Sins of commission
If you're one of the literally tens of people who've been anxiously waiting for the president to sign an executive order forming a fiscal commission with little actual power and a slim likelihood of working, then yesterday was your lucky day, as the president put pen to paper and formed the National Commission on Fiscal Responsibility and Reform. OMB Director Peter Orszag explains how it will work:
With members appointed by the leaders from both political parties in both houses of Congress as well as the President, the Commission’s objective is to put forward proposals to balance the budget excluding interest payments on the debt (the so-called primary budget) by 2015 and to meaningfully improve the long-term fiscal outlook. Meeting the medium-term target means that by the middle of this decade, we would be paying for the operations and programs of the federal government and not increasing our debt relative to the size of the economy; under current projections, the result would be stable overall deficits (including interest payments) hovering around 3 percent of GDP. The Commission will also examine changes to address the growth of entitlement spending and the gap between the projected revenues and expenditures of the Federal government over the long term.
To report out a recommendation, the Commission would need 14 out of 18 votes, ensuring that any report will have bipartisan support. The Commission will issue its recommendations by December 1, 2010, and the leaders of both the Senate and the House have assured us that they will bring these recommendations to a vote before the end of the current Congress.

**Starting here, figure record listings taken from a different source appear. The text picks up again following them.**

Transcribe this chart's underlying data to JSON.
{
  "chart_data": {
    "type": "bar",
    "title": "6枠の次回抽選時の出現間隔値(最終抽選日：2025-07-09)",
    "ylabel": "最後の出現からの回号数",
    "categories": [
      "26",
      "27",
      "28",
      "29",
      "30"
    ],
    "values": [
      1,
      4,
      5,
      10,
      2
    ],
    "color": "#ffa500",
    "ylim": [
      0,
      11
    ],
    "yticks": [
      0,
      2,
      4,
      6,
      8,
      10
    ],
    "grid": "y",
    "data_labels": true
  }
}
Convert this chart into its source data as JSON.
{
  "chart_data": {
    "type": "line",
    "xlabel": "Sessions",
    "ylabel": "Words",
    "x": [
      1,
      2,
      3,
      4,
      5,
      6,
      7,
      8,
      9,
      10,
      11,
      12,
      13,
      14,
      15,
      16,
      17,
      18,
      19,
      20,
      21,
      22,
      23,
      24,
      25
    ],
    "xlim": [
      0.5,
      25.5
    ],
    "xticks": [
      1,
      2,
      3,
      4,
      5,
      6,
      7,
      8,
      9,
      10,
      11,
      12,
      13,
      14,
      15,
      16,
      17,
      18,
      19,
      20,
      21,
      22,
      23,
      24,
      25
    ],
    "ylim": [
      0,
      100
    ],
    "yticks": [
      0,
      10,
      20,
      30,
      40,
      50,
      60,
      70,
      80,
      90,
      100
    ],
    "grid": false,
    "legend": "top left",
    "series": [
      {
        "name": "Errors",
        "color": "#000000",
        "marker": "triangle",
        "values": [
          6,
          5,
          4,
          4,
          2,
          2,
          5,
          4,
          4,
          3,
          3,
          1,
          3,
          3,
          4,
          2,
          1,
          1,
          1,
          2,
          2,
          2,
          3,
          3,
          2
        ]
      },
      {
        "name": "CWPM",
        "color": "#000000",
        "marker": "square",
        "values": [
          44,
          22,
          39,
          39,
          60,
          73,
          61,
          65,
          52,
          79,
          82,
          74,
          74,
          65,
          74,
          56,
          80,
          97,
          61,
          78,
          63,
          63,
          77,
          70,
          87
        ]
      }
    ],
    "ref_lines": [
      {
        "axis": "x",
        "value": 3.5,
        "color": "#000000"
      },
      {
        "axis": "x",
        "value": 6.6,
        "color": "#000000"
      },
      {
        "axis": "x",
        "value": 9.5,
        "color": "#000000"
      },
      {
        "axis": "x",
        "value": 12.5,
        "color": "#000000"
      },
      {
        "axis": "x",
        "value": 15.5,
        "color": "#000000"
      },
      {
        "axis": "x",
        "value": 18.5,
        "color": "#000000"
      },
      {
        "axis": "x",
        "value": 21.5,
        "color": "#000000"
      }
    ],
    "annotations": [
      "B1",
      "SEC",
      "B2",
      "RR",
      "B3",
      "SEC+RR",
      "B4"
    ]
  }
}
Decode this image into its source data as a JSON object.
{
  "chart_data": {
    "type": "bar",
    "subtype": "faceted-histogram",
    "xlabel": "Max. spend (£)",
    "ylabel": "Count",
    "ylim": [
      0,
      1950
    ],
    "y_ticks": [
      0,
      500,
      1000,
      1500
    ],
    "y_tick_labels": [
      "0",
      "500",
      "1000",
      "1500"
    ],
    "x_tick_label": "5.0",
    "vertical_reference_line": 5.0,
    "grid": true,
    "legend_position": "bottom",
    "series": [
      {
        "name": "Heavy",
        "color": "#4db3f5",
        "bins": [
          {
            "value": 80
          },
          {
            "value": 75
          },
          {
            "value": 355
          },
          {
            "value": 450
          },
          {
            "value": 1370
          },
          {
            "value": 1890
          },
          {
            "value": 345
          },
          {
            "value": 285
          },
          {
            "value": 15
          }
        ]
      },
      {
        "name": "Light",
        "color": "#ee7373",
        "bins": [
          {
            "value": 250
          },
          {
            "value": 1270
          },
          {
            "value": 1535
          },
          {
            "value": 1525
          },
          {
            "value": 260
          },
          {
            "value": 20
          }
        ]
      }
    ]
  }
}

To say a word more on the membership, there will be six members appointed by congressional Democrats, six members appointed by congressional Republicans and six members appointed by the president. As of now, only two appointments have been made: The president has named former senator Alan Simpson (R) and former Clinton chief of staff Erskine Bowles to lead the commission. Harry Reid and Nancy Pelosi have pledged to bring the final recommendations to a vote, but they're not exempt from the filibuster or other efforts to procedurally impede the package.
There's nothing magic about a commission. Like a congressional committee, it puts together legislation that Congress later votes to accept, reject or delay. And as of now, there's simply no reason to believe that the votes exist for any serious compromise. Republican leaders, for instance, are arguing that the commission simply shouldn't consider tax increases, which makes a deal impossible. That was their rationale for filibustering the very formation of a commission, which is why Obama had to do this through an executive order.
But elites still like the idea, in part because elites can see the outlines of a deal that elites would make. Greg Mankiw for instance, thinks Republicans should demand that the commission include a value-added tax and a carbon tax. I would support that. The problem is that the Republican Party opposes both policies, and there's no reason to believe they're going to change their minds.
To date, the best argument I've heard in favor of the commission is that it's a good insurance policy. If the bond markets do turn on a dime and the federal debt becomes a crisis-level problem, then we've already got a process that we can use to address the problem. But outside an external crisis that would force action one way or the other, there's little reason to believe this commission's final package will be any more successful than the legislation to create this commission was.